Сережа вылез из дырки, и папа его увел. Мы снова встали, в круг.
—
Погодите,— говорит Клавдия Петровна,— вы какую-нибудь другую считалку знаете?
—
Я знаю,— говорит Леля.— «Вышел месяц из тумана, вынул ножик из кармана, буду резать, буду бить, все равно тебе галить!»
—
Нет, это тоже не годится. Кто еще знает?
Все закричали свои считалки. Саша говорит:
—
А вот у меня! Вот у меня хорошая считалочка. «Шел крокодил, трубку курил, трубка упала, все написала. Чики-чики-чики-рок, я с тобою не игрок!»

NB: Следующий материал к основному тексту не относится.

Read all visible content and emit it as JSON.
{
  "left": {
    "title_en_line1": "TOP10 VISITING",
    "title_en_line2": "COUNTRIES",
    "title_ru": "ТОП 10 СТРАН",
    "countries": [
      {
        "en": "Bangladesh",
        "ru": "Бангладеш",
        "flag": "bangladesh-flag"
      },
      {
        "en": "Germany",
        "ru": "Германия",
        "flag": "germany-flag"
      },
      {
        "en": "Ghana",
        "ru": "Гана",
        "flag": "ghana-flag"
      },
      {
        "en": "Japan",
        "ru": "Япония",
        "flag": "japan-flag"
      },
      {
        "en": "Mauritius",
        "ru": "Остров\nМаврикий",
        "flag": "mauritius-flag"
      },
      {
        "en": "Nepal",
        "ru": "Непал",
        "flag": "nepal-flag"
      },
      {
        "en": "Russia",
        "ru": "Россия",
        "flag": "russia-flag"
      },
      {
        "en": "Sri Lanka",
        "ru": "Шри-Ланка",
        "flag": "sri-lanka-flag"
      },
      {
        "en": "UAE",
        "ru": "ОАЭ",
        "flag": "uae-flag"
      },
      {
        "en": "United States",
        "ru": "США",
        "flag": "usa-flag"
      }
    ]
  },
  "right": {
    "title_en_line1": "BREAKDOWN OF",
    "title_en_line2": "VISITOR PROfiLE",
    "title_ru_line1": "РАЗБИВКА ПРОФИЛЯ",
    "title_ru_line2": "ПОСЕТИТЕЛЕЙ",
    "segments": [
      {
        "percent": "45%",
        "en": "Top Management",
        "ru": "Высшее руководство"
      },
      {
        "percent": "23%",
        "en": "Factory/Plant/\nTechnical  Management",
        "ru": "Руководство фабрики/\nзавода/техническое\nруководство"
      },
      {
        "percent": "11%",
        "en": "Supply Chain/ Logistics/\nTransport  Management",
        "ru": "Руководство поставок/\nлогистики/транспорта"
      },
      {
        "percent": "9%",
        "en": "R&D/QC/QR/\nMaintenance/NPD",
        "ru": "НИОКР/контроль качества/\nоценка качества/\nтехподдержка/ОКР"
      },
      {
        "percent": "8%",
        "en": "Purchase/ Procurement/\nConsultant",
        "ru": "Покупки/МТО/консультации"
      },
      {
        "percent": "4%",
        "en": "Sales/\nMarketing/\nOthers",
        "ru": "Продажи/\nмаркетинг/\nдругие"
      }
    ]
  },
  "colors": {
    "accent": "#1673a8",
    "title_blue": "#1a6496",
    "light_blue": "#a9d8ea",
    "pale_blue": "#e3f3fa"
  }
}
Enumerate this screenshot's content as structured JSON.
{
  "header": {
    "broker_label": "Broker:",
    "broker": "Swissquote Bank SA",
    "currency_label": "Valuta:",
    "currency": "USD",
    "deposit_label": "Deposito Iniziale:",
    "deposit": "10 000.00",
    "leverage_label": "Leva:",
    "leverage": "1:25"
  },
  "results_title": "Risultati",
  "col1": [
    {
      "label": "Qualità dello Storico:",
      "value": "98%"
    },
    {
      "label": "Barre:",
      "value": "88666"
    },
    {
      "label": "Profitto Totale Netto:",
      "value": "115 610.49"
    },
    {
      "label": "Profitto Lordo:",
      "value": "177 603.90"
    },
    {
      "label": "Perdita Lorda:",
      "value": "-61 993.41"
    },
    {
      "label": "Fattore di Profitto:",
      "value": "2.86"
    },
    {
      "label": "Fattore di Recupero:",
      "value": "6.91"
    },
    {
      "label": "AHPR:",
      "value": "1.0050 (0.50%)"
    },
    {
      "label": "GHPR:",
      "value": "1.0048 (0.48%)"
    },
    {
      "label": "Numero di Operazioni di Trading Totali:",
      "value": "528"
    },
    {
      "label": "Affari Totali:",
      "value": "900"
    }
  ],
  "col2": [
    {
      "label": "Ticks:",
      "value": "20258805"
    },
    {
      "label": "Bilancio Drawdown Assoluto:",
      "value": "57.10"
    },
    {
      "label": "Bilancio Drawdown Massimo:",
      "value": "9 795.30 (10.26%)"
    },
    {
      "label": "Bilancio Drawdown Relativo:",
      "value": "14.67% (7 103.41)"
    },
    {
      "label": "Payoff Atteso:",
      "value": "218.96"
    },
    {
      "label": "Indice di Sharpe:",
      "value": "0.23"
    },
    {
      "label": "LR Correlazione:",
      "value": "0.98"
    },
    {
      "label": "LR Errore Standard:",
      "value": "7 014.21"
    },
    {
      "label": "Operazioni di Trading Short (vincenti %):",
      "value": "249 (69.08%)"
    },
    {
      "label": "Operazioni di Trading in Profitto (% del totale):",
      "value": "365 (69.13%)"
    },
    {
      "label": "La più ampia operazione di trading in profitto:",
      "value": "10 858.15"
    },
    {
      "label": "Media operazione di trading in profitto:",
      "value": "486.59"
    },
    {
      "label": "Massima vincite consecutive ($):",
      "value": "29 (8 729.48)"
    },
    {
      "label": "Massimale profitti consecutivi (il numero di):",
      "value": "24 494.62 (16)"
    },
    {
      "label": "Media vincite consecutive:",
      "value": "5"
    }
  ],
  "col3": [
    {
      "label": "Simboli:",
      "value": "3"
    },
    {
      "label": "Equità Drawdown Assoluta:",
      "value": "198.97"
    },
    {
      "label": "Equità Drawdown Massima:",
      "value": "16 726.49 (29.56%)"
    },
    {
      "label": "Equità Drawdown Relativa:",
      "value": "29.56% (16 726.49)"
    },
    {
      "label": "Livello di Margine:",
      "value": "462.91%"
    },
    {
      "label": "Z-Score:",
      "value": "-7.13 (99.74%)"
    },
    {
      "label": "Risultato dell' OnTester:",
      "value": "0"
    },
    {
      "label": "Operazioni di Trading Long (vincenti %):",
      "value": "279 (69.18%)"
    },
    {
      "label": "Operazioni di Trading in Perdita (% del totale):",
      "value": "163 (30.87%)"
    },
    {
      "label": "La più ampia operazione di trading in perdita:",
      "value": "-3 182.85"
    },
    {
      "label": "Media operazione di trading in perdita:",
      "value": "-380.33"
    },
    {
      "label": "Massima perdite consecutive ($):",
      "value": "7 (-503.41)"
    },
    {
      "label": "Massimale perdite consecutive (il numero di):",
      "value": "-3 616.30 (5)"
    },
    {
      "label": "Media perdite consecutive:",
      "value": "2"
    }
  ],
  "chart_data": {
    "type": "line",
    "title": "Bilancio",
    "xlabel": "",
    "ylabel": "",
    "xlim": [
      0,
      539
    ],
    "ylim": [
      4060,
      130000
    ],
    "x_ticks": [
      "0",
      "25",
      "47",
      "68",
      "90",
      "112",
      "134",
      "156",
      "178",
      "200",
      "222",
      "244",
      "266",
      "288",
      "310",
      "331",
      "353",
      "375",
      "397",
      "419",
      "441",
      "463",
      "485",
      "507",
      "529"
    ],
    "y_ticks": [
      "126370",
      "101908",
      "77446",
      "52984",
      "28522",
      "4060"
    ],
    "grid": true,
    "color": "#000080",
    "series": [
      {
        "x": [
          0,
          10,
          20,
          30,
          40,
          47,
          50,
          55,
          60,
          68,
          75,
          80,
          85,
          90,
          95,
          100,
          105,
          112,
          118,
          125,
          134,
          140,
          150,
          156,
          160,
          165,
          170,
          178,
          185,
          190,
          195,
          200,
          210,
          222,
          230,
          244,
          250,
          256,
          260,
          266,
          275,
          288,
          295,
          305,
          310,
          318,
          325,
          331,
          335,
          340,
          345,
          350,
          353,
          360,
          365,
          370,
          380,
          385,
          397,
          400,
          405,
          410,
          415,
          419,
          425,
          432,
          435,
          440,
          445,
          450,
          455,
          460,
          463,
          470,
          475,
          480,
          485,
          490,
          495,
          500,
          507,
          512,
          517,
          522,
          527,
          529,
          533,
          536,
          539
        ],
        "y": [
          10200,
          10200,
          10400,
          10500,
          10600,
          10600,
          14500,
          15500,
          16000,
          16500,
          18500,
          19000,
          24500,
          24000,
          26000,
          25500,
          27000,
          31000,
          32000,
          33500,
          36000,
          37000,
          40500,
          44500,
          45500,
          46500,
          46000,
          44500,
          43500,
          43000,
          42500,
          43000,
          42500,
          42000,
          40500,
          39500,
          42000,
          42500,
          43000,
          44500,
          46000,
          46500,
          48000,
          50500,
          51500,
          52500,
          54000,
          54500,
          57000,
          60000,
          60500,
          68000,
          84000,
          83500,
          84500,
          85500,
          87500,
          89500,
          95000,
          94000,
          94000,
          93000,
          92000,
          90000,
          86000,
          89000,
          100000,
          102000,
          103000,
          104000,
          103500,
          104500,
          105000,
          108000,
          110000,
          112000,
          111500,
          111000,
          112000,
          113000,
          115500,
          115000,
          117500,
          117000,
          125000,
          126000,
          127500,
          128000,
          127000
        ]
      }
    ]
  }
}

Всем понравилась Сашина считалка, но Клавдия Петровна опять говорит:
—
Нет, не годится. В ней крокодил показывает вам нехороший пример. Зачем он курит?
Мы говорим:
—
Он же взрослый. Большой. Ему можно.
—
А зачем трубка упала?
Саша говорит:
—
А может, он пьяный? У нашего папки, как выпьет, тоже папироска изо рта вываливается.
—
Знаете что? — говорит Клавдия Петровна.— Давайте сами придумаем новую считалочку.
Мы обрадовались:
—
Давайте!
—
Давайте так, например: «Скоро в школу мы пойдем... Скоро в школу мы пойдем, раз-два-три-четыре- пять, и учиться будем мы на «четыре» и на «пять». На «четыре» и на «пять», и не будем нарушать...»
Мы
говорим:
—
Это неинтересно.
—
Да,— говорит Клавдия Петровна,— честно говоря, просто тоска. Ладно, считайтесь, как раньше. Только если завтра за Сережей снова папа придет, при нем не считайтесь.
На том и договорились.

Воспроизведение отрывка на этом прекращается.